'Analar çocuklarını öldüren bombaların sesini dinlediler'
'Analar çocuklarını öldüren bombaların sesini dinlediler'
'Analar çocuklarını öldüren bombaların sesini dinlediler'
''Sabahın ilk ışıkları ile beraber berivanlar beriye gider, çocuklar köyün sokaklarında koşuşturur, gençler toplanarak sohbet ederlerdi, O gün bunların hiçbiri yoktu köyde. Her tarafa derin bir sessizlik hakimdi, meğer o' derin sessizlik o gün kopacak büyük fırtına öncesi sessizliğiymiş.”
Bu sözler 16 Nisan 1992 günü Mardin’in Savur İlçesine bağlı Cırzé (Taşlık) köyünde Türk ordusu tarafından 38 gerillanın bulundukları sığınakta atılan kazan bombaları, iki sivil köylünün ise işkence edilerek katledilmeleri olayının tanıklarından İHD yöneticisi avukat Perihan Ok'a ait.
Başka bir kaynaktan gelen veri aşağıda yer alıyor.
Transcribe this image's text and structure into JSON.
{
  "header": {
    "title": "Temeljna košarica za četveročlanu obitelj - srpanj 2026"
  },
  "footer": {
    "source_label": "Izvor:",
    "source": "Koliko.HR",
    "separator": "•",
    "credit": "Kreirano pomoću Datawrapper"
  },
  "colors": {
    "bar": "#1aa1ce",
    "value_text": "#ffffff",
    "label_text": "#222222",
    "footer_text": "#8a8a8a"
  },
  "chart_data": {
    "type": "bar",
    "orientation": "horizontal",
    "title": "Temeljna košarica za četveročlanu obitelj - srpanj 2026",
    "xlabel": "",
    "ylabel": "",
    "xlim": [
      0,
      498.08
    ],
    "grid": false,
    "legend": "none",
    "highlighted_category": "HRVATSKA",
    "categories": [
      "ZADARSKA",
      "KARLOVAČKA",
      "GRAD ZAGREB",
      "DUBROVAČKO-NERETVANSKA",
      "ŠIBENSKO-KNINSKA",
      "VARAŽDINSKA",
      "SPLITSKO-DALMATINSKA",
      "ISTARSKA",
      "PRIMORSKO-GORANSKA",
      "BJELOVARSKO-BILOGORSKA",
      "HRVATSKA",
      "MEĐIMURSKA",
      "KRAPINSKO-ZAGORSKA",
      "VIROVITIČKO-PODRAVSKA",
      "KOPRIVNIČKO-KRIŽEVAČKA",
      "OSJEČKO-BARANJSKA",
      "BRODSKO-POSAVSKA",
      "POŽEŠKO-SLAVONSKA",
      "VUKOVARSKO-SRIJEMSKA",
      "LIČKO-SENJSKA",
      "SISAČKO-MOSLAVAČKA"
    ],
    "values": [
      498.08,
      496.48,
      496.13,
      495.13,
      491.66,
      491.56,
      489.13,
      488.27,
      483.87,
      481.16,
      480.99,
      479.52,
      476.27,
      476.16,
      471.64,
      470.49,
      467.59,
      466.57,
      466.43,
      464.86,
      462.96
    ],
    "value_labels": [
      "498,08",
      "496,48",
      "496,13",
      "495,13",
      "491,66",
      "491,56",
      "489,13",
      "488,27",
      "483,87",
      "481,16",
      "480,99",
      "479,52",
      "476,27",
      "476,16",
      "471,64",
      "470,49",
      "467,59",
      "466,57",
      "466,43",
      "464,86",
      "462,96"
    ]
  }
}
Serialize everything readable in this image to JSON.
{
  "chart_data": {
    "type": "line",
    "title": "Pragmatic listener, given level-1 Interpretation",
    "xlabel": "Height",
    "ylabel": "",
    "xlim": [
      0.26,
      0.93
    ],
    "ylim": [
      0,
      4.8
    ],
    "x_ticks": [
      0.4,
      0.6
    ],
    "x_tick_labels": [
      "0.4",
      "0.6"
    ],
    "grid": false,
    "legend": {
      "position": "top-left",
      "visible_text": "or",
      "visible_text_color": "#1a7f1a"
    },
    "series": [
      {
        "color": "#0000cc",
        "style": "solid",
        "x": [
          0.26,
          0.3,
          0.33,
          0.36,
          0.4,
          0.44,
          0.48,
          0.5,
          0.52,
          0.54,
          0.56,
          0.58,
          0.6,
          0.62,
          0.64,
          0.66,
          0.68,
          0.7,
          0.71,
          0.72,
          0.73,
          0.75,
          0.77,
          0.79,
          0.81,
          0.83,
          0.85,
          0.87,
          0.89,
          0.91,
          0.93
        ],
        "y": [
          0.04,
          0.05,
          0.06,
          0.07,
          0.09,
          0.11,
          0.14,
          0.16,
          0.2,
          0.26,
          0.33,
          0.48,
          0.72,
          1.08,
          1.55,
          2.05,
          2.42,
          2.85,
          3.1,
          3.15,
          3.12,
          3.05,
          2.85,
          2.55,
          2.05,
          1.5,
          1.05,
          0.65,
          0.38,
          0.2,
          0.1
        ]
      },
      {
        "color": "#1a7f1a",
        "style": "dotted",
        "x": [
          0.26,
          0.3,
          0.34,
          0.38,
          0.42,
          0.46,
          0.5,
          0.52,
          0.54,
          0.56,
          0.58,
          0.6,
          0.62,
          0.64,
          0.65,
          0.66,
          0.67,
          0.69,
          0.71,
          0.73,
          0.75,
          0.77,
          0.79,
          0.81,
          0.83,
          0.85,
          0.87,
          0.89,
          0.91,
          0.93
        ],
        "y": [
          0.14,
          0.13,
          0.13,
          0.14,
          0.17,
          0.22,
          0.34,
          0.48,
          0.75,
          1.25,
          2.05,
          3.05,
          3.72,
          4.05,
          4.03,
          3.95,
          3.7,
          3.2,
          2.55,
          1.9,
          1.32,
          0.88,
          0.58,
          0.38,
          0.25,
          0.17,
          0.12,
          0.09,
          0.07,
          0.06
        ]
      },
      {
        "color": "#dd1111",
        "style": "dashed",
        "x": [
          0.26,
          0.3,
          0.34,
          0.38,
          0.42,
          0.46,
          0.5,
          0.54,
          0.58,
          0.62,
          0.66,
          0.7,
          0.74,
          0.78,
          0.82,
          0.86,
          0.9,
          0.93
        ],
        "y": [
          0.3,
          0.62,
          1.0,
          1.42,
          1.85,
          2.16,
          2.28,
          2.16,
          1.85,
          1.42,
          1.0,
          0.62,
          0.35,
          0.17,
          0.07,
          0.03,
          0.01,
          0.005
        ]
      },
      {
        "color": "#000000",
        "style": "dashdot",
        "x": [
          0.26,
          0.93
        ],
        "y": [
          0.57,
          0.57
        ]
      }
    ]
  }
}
1992 yılının 16 Nisan günü Mardin Alay Komutanlığı ve Bolu Komando Tugayı’na bağlı askerler Taşlık köyünü basarak kadın ve çocukları köydeki bir eve, köyün erkeklerini ise okulun bahçesine topladı. O gün 6 yaşında bir çocuk olan Perihan Ok, kadınların yaşanacak çatışmada kendi çocuklarını da yitireceğini bildiğini, köyün hemen dışında kuşatılan gerillaların arasında kendi köylerinden gençlerin de olduğunu anlattı.
Çatışmanın başlamasından önce askerlerin Adil Kılıç(25) ile Eyüp İlhan (30) isimli köylülerine işkence ile sığınağın yerini söyletmeye çalıştığını, söyletemeyince de silahla tarayarak katlettiklerini aktaran Ok, 'İki gün boyunca süren çatışma sonunda sığınağa gittiğimizde ise kazan bombaları yağdırılan sığınakta 38 gerillanın katledildiğini gördük' şeklinde konuştu.
Henüz 6 yaşında bir çocukken tanık olduğu bu insanlık trajedisini yıllarca unutamadığını anlatan Av. Perihan Ok, insan hakları mücadelesi verme kararında yaşadığı bu olayın doğrudan etkisi olduğunu ifade etti.
Yaşanan çözüm sürecinin aynı zamanda geçmişle yüzleşme süreci olması gerektiğini dile getiren Perihan Ok, Taşlık köyünde henüz küçük bir çocukken yaşanan katliama ilişkin tanıklığını ANF'ye anlattı.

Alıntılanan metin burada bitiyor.